Here are the key aims of my training, and what I ensure they take away from the session.
Your job isn’t (that) important
Strategists tend to believe that strategy is very big and very important. The reality is that, outside the agency and marketing world, most people don’t agree – or even think about strategists. My background is in strategy, and yet my mum still thinks I make ads for a living.
It’s a good reminder that there are many professions that do more important and necessary work than strategists: doctors, nurses, teachers, lorry drivers, checkout operators, the list goes on. Ultimately, making sure strategists understand this allows them to recognise that their belief in their own cleverness is not helpful.

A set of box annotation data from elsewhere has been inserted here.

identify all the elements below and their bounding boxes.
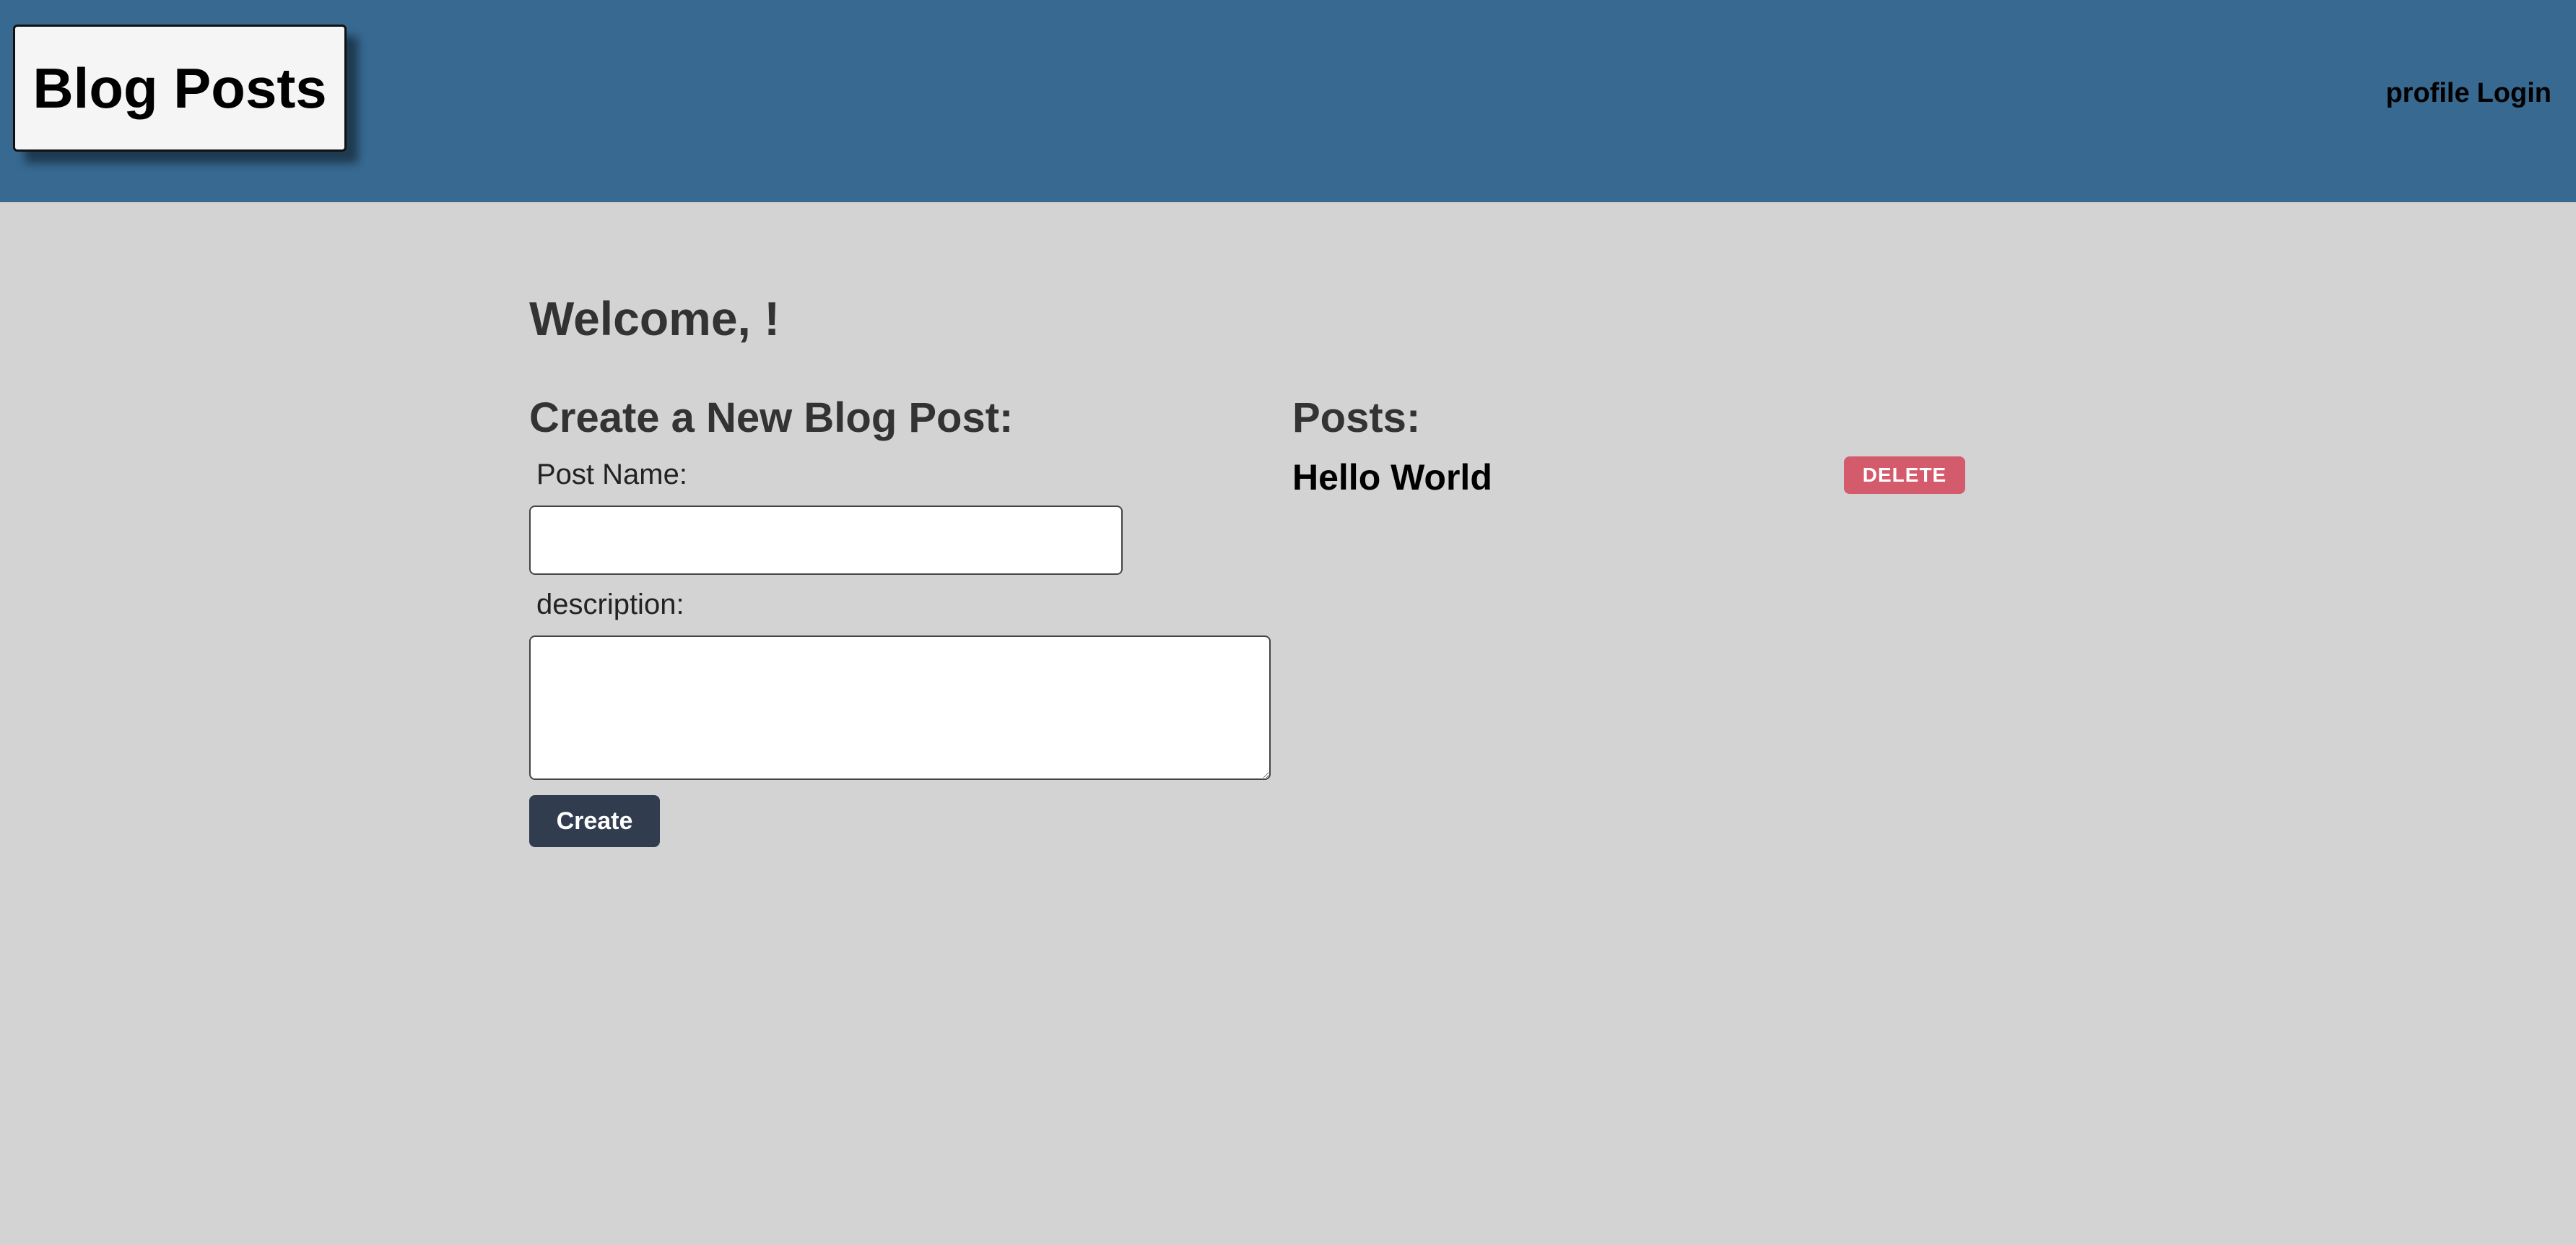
welcome-heading: Welcome, ! [529,292,780,345]
create-post-heading: Create a New Blog Post: [529,394,1014,441]
post-name-input[interactable] [529,506,1123,575]
create-button[interactable]: Create [529,795,660,847]
site-header: Blog Posts profile Login [0,0,2576,202]
login-link[interactable]: Login [2477,78,2551,109]
description-label: description: [536,589,684,620]
post-item-title: Hello World [1292,457,1492,498]
delete-post-button[interactable]: DELETE [1844,456,1965,494]
profile-link[interactable]: profile [2385,78,2469,109]
header-nav: profile Login [2385,78,2551,109]
posts-heading: Posts: [1292,394,1421,441]
site-brand-button[interactable]: Blog Posts [13,25,347,152]
description-textarea[interactable] [529,635,1271,780]
post-name-label: Post Name: [536,459,687,490]
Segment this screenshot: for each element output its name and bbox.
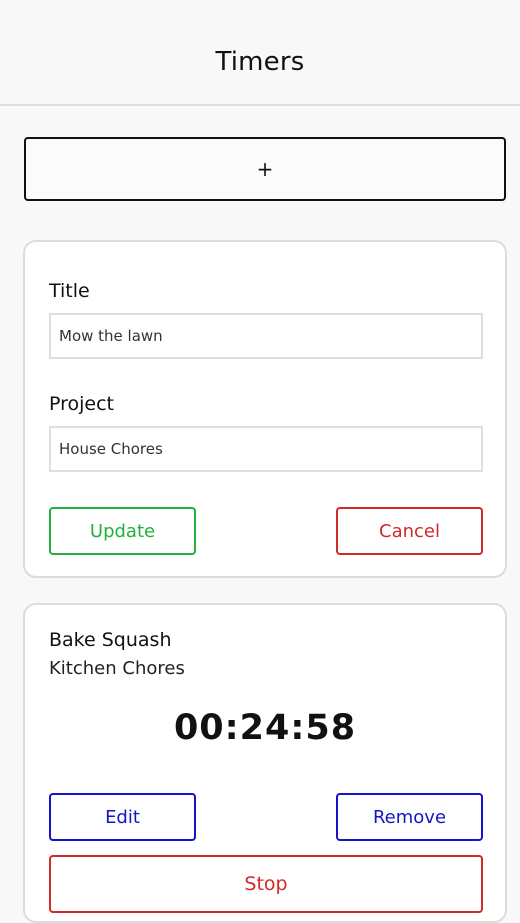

In fact, it clouds their judgement.
Because, while we don’t save lives, it is possible for us to do things that help companies make fewer bad decisions, and often make some really good ones. For me, when David Ogilvy famously said “strategy is sacrifice”, this should also be taken to mean that you should be generous spirited and ready to concede you don’t always know best.
Work hard at getting dirty
The military has a decision-making model called the OODA loop, developed by military strategist John Boyd. OODA stands for the four stages needed to make strong decisions: Observation, Orientation, Decision-making, and Action, and the process is easily applicable to business. The problem is that most companies spend too much time navel-gazing – “observing” – and don’t make decisions quickly enough.

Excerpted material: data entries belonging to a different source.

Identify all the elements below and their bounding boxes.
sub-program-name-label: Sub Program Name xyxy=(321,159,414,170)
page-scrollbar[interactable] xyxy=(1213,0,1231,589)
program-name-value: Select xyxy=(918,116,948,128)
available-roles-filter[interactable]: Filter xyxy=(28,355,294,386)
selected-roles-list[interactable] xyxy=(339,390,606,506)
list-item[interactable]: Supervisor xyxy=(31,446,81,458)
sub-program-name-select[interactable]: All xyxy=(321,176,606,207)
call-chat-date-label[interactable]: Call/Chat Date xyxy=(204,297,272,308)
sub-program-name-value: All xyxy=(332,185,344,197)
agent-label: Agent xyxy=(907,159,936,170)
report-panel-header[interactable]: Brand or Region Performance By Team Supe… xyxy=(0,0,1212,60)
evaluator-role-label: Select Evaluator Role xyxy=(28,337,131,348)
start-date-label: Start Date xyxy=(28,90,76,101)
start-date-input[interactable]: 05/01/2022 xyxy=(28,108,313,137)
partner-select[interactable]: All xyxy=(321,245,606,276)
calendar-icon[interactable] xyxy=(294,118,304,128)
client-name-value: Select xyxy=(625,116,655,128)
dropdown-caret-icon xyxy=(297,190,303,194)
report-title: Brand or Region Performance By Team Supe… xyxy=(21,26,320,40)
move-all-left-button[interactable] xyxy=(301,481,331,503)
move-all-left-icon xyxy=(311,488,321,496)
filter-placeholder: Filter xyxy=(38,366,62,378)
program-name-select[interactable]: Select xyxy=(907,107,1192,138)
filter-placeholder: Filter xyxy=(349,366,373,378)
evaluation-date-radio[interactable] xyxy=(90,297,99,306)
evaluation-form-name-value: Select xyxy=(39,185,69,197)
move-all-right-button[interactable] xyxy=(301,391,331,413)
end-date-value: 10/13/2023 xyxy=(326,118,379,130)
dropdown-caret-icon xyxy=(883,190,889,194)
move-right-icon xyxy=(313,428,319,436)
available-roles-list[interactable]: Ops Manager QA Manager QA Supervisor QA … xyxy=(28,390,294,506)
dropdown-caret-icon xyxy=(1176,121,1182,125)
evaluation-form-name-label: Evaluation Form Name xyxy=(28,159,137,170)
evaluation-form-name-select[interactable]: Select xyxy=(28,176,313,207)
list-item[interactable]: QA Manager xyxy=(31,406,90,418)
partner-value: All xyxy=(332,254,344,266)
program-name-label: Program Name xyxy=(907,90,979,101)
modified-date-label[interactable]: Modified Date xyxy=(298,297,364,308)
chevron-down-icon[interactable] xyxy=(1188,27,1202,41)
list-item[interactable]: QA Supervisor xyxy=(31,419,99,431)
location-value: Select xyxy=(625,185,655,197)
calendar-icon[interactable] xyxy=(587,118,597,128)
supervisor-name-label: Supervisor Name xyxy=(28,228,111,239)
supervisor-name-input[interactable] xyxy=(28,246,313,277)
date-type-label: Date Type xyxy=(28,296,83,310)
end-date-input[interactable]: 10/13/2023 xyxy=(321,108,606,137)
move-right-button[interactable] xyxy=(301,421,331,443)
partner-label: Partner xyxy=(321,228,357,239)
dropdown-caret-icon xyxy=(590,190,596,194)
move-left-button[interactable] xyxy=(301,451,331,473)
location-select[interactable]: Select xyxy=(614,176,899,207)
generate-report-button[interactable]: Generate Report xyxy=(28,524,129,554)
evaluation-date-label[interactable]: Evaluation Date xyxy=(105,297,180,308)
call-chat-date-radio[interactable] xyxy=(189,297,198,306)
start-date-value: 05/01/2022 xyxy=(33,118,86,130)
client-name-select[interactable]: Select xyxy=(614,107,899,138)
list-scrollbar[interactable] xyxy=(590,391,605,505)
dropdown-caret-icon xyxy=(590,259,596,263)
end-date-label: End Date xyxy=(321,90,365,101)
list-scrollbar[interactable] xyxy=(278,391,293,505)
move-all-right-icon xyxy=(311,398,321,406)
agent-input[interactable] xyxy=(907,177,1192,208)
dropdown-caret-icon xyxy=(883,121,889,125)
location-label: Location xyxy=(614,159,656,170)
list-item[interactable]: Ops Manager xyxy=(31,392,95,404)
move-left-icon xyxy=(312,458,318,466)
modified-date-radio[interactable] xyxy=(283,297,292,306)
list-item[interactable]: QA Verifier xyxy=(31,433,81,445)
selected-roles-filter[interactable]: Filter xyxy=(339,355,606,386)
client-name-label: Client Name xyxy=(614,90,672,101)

For strategists, on the other hand, the opposite is often true.
Strategy that is overly reliant on secondary source material, such as trend reports, will be generic. It’s why most advertising is banal and pointless: because no one’s doing the hard work of going to the source and finding out what is genuinely new and interesting. Why are people behaving in a certain way? What’s really going on with those people? Don’t just rely on an account of it from someone else: go and find out yourself.
Make no mistake, it’s the harder route – but unless you’re doing it, someone else will and they will be the award-winning strategist, and you will not.
Cut the jargon
Strategists often believe that using complex words or sector-specific jargon creates a sense of importance, making them sound knowledgeable. However, words that are confusing exclude people from the conversation and reduce the chance of your work having an impact.
I advise strategists to make a list of words that are complex, or phrases that don’t have much meaning, and tell them not to use them. Even if others are, you should always aim for maximum ease of understanding.
If a short word explains just as well as a long word, always use the short word.
Chase after feedback
Strategists can often feel that their role is to think up something brilliant and then unveil it to the world as a perfectly formed thought.
Yet, in reality, that is rarely how useful strategy gets made, and that’s the kind of thinking I want to cut out. For me, strategy is all in the edit. That comes from saying my idea out loud and letting the people around me find the weak spots, the places that are unclear, the things that don’t quite add up.
The first draft is hardly ever more than a kernel of good thought that is wrapped up in a whole load of froth and waffle. In editing, you carve out something that is altogether simpler and more beautiful. This cannot be done in a dark room – you must seek feedback.
Why is all of this important?
Strategy is only good if it gets used. Most will be tossed onto a server and never seen again – we have to fight for utility and help businesses make better decisions. By teaching my strategists that strategy is bullsh*t, it allows them to create genuinely useful strategies for businesses.